Step 1 — Locate the Files
find ~/tez-src -name "MiniTezCluster.java" | head -5
find ~/tez-src -name "TestOrderedWordCount.java" | head -5
find ~/tez-src -name "MiniTezClusterWithTez.java" | head -5
Step 2 — Read MiniTezCluster.java
Open MiniTezCluster.java and answer:
| # | Question |
|---|---|
| 1 | What superclass does MiniTezCluster extend? What Hadoop class sets up the in-process YARN cluster? |
| 2 | Where is TezConfiguration created and how is it modified to use the in-process services? |
| 3 | What is the purpose of the serviceStart() method? What does it start? |
| 4 | After serviceStop(), can you call serviceStart() again on the same instance? Why or why not? |
| 5 | Where does MiniTezCluster write its temporary data (HDFS files, YARN work dirs)? How would a test clean this up? |
Step 3 — Read TestOrderedWordCount.java
Work through the test lifecycle:
3a — @BeforeClass setUpClass()
| # | Question |
|---|---|
| 1 | How many NodeManagers does the test cluster start with? |
| 2 | After miniTezCluster.start(), what call copies the Tez auxiliary service config? |
| 3 | Where are test input files created — on HDFS or local FS? |
| 4 | Is a new TezClient created per test or per class? |
3b — @Test testOrderedWordCount()
| # | Question |
|---|---|
| 1 | Trace the method calls from TezClient.submitDAG() to when the test receives the final DAGStatus. |
| 2 | What does the assertion verify — DAG state, output correctness, or counter values? |
| 3 | If you wanted to assert on a specific counter (e.g. TaskCounter.INPUT_RECORDS_PROCESSED), where in the test would you add that assertion? |
3c — @AfterClass tearDownClass()
| # | Question |
|---|---|
| 1 | What is the order of shutdown calls? Does the TezClient stop before or after the cluster? |
| 2 | Does the test delete the HDFS working directory? Should it? |
Step 4 — Run the Test
cd ~/tez-src
mvn test -pl tez-tests -Dtest=TestOrderedWordCount -q 2>&1 | tail -20
Expected:
Tests run: 1, Failures: 0, Errors: 0, Skipped: 0
If you see Unable to find class: org.apache.tez.test.TestOrderedWordCount,
ensure mvn install -DskipTests completed successfully for all modules.

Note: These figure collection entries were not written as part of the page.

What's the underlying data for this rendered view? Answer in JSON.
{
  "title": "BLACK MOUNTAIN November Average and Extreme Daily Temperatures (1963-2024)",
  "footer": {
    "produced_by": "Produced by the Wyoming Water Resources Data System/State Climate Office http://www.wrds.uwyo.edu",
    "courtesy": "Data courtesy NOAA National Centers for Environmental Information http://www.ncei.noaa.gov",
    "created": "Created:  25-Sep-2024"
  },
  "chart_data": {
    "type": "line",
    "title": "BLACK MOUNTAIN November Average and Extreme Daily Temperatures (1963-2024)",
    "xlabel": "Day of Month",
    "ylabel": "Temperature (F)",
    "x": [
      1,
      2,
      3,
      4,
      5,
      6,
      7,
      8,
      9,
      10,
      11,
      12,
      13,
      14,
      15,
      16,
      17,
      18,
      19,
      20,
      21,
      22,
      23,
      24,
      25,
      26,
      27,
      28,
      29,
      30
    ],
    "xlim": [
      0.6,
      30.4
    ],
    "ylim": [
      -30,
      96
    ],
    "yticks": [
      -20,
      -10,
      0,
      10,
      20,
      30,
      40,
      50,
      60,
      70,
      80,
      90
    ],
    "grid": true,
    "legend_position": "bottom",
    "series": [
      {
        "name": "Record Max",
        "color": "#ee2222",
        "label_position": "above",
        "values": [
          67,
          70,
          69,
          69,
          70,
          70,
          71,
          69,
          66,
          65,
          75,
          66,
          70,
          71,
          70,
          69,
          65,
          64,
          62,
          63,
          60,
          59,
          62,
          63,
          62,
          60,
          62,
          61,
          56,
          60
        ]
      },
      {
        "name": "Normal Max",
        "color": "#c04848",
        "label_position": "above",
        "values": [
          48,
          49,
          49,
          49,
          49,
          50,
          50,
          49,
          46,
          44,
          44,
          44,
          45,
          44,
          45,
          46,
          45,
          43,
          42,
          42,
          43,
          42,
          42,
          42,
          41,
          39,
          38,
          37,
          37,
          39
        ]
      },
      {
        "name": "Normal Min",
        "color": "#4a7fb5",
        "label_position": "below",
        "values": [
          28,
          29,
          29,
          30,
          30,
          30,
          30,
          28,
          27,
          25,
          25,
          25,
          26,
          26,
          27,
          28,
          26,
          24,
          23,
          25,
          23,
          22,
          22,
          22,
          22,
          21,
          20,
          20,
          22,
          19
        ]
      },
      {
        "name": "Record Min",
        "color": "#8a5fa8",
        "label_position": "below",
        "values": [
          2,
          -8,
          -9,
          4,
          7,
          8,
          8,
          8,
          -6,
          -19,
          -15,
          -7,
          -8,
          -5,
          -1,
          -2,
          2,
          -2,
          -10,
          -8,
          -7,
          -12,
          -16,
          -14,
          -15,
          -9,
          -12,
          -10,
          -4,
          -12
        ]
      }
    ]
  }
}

Step 5 — Measure the Overhead
Time the test:
time mvn test -pl tez-tests -Dtest=TestOrderedWordCount -q 2>&1 | tail -3
Record how long it takes. Then answer:
- Is the bottleneck cluster startup, DAG execution, or cluster shutdown?
(Hint: add
-Dorg.apache.tez.test.MiniTezCluster.log.level=DEBUGand look at the timestamps.) - Why is
@BeforeClassused instead of@Before? What is the performance difference?
Step 6 — Find More Integration Tests
find ~/tez-src/tez-tests -name "Test*.java" | xargs grep -l "MiniTezCluster" | head -10
Pick one that is NOT TestOrderedWordCount. Read its @BeforeClass and one
@Test method. Answer:
- What scenario does this test cover that
TestOrderedWordCountdoes not? - Does it use a separate
MiniTezClusterinstance, or the same one reused across multiple test classes? How?
Step 7 — Source Connection Table
| Class used in this lab | Tez source file (relative to repo root) |
|---|---|
MiniTezCluster | |
TezClient | |
TezConfiguration | |
DAGStatus | |
MiniDFSCluster (Hadoop helper) |
Step 8 — JIRA Research
Search:
project = TEZ AND component = "tez-tests" AND resolution = Fixed ORDER BY updated DESC
Find a recent test-improvement JIRA.
- What was added or fixed?
- Does the patch include a new test, an existing test modification, or a flaky-test fix?